Turystyka motocyklowa > Przydatne na wyprawy
Namiot
Glazio:
Jeśli chodzi o namiot - my mamy zakupioną trójkę z tropikiem (wodoodporność 3000 mm). Im lepsza firma tym lepiej służy. Jednak jedno jest pewne - każdy materiał z czasem się zużywa i trzeba się rozejrzeć za następnym.
My zakupiliśmy namiot w kolorze moro - ponieważ sypiamy w różnych miejscach a nie zawsze chcemy być widoczni - np. w Albanii zagrożeniem mogą być tubylcy (choć trafiają się również mili ludzie).
Dlaczego trójka ?
Podróżujemy w dwójkę - stąd miejsce na spanie (2 osoby) i nasze ewentualne toboły.
Warto wziąć pod uwagę zapięcie z siatką przeciw insektom. Zbyt gęsta - mało oddycha, za rzadka - pozwala przecisnąć się maleńkim stworkom - zdarzają się jednak niezwykle rzadko.
Na zapięciu namiotu (zamki z otworem na suwaku) mamy małą kłódkę. Korzystamy z niej bardzo sporadycznie ale czasem się przydaje. Ewentualny złodziej rezygnuje z penetracji (lub odwrotnie-trzeba zakupić nowy namiot). Kłódka może się przydać również osobom, które mają twardy sen. Doświadczył tego z kolei nasz kolega - okradziony podczas snu.

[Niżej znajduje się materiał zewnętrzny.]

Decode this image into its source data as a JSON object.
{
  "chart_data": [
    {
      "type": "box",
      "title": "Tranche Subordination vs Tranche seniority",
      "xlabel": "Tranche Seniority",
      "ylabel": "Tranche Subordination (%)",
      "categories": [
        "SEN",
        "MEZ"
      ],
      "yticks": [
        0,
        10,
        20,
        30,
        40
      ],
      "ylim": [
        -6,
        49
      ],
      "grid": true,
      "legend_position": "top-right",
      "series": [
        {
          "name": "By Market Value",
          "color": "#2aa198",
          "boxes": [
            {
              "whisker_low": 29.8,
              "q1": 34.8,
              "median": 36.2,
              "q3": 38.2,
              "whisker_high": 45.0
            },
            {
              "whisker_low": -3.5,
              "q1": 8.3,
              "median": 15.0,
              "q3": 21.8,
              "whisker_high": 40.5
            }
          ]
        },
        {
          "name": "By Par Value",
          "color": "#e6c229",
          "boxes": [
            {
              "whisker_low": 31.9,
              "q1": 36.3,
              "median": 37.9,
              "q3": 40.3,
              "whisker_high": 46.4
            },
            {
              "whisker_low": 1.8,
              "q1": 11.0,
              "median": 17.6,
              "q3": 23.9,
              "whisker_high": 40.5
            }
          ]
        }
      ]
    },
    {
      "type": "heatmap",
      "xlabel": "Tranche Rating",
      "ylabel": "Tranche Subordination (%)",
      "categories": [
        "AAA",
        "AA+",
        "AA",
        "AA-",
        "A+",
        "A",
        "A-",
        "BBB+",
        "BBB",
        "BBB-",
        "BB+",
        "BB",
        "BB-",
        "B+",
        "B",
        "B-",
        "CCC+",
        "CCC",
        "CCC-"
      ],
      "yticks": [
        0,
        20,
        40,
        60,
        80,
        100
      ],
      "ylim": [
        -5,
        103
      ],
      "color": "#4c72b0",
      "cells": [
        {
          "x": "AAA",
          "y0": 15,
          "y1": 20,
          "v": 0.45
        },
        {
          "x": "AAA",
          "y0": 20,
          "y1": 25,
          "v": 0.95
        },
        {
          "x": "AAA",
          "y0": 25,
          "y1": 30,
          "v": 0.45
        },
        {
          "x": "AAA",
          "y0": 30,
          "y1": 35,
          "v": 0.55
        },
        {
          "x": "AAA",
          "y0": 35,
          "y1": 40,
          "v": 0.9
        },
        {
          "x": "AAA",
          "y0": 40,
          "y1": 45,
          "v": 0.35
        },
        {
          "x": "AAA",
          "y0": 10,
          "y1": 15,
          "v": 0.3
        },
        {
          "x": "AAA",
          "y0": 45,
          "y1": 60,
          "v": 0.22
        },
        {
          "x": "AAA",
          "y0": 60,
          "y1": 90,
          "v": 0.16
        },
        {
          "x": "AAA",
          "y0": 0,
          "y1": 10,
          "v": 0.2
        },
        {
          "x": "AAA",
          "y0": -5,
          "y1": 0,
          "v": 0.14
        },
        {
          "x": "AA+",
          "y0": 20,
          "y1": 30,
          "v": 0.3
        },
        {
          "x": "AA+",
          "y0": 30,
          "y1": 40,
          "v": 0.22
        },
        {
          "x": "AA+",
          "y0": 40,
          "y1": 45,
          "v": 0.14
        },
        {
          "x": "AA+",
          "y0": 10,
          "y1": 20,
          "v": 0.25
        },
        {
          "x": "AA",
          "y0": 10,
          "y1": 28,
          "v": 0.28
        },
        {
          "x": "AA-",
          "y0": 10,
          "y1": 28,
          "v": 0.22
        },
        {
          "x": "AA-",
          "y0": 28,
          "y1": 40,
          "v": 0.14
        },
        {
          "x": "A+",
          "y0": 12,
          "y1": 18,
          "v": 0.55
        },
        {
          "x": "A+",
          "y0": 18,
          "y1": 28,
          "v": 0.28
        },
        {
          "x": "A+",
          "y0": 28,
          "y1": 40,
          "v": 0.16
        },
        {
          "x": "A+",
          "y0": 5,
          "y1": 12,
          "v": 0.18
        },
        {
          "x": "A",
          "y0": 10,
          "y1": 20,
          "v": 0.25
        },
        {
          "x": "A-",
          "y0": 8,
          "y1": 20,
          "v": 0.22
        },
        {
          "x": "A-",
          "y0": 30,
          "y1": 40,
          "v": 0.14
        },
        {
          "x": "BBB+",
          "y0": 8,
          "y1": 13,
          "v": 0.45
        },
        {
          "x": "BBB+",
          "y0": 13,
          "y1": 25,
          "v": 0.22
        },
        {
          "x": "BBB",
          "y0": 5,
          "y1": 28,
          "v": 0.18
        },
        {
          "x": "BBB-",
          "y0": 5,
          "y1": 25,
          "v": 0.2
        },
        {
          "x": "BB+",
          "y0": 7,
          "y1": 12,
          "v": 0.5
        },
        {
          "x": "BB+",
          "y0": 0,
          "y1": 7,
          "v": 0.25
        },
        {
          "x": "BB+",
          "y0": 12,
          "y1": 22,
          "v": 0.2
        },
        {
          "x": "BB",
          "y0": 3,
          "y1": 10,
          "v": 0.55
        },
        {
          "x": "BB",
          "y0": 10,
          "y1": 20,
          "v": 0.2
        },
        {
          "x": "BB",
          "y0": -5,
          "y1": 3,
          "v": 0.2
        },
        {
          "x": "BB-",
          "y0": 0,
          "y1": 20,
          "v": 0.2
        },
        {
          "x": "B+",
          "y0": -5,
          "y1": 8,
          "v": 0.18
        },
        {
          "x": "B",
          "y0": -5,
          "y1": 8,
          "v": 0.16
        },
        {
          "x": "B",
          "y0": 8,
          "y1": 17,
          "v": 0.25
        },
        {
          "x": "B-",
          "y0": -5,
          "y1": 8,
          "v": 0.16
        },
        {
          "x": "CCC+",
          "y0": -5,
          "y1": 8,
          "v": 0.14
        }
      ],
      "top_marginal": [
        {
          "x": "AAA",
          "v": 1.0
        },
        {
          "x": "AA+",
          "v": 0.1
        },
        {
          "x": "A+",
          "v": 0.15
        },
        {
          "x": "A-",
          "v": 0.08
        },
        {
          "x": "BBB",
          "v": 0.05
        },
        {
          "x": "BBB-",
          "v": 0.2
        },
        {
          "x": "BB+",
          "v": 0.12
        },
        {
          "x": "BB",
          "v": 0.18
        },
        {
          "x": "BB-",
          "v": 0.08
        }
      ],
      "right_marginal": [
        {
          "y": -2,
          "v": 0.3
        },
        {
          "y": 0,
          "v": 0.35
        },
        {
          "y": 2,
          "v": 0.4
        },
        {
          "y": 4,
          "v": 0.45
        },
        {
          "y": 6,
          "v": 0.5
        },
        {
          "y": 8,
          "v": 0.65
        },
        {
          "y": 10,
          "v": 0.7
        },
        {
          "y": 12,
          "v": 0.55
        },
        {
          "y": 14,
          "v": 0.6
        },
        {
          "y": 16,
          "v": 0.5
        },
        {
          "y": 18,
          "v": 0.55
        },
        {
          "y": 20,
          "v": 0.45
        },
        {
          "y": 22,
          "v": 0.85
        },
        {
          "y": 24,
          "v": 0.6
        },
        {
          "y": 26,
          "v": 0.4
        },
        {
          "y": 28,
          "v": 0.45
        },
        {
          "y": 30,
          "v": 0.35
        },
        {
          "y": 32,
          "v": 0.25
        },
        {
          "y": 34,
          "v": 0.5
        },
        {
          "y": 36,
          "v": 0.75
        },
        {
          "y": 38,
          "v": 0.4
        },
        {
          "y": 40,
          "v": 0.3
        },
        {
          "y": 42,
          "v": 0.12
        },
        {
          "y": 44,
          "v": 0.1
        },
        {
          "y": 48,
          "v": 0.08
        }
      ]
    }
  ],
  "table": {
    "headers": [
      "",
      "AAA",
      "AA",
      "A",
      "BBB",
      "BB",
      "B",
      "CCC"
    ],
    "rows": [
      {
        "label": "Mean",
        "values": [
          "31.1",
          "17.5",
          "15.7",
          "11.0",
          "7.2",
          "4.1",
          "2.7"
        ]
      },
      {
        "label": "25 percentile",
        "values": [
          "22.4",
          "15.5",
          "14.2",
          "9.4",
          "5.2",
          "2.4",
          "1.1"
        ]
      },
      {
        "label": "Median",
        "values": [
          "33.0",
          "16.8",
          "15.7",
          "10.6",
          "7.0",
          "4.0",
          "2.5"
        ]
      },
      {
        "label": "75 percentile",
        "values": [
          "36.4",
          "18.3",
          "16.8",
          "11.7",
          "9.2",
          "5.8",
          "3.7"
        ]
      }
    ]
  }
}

Warto mieć w namiocie chociaż mały ganek, który umożliwi ugotowanie posiłku podczas deszczu.
Bardzo ważne są gabaryty namiotu. Ma być lekki i mały.
siCk_BoY_:
Przydatne wskazówki ;) być może w tym roku będę się przymierzał do kupienia takiego sprzętu (jeśli fundusze na to pozwolą) więc na pewno skorzystam ze wskazówek wymienionych w Twoim poście :) Macie duże doświadczenie w tej dziedzinie więc spoko :)
Wiatr w Polu:
Nic dodać, nic ująć. Miałem parę namiotów, spałem w różnych warunkach pogodowych i zdecydowanie podpisuję się pod konkretnym namiotem z tropikiem. Te niby nieprzemakalne jednowarstwowe sa fajne... do pierwszego deszczu. Warto mieć większy namiot (ja tez mam trójkę), żeby w razie solidnej ulewy móc tam zabezpieczyć przed wilgocią rzeczy rozładowane z motocykla. Przedsionek to rzecz oczywista ze względów wymienionych wyżej. Od siebie dodam tylko jedno - namiot trzeba dobrze rozbić. Nawet jak jest pogoda i świeci słońce, nie wolno niczego zaniedbać, żeby czasem nie obudzić sie o 3 w nocy w kałuży wody (miałem nieprzyjemnośc tego doświadczyć), czego więcej sobie i Wam nie życzę :)
siCk_BoY_:
ja miałem również tą wątpliwą przyjemność wylądować w kałuży namiotowej :) nie był to jednak namiot z tropikiem tylko jednowarstwowy. Faktycznie nie ma w tym nic przyjemnego :)
Glazio:
Ja za to miałem przyjemność oglądać jak koledzy pływają wraz z namiotami. Ja byłem na takiej małej wysepce :D
Zawsze szukajcie małych ale jednak pagórków - nie ma co rozbijać się w dołku (obniżeniu).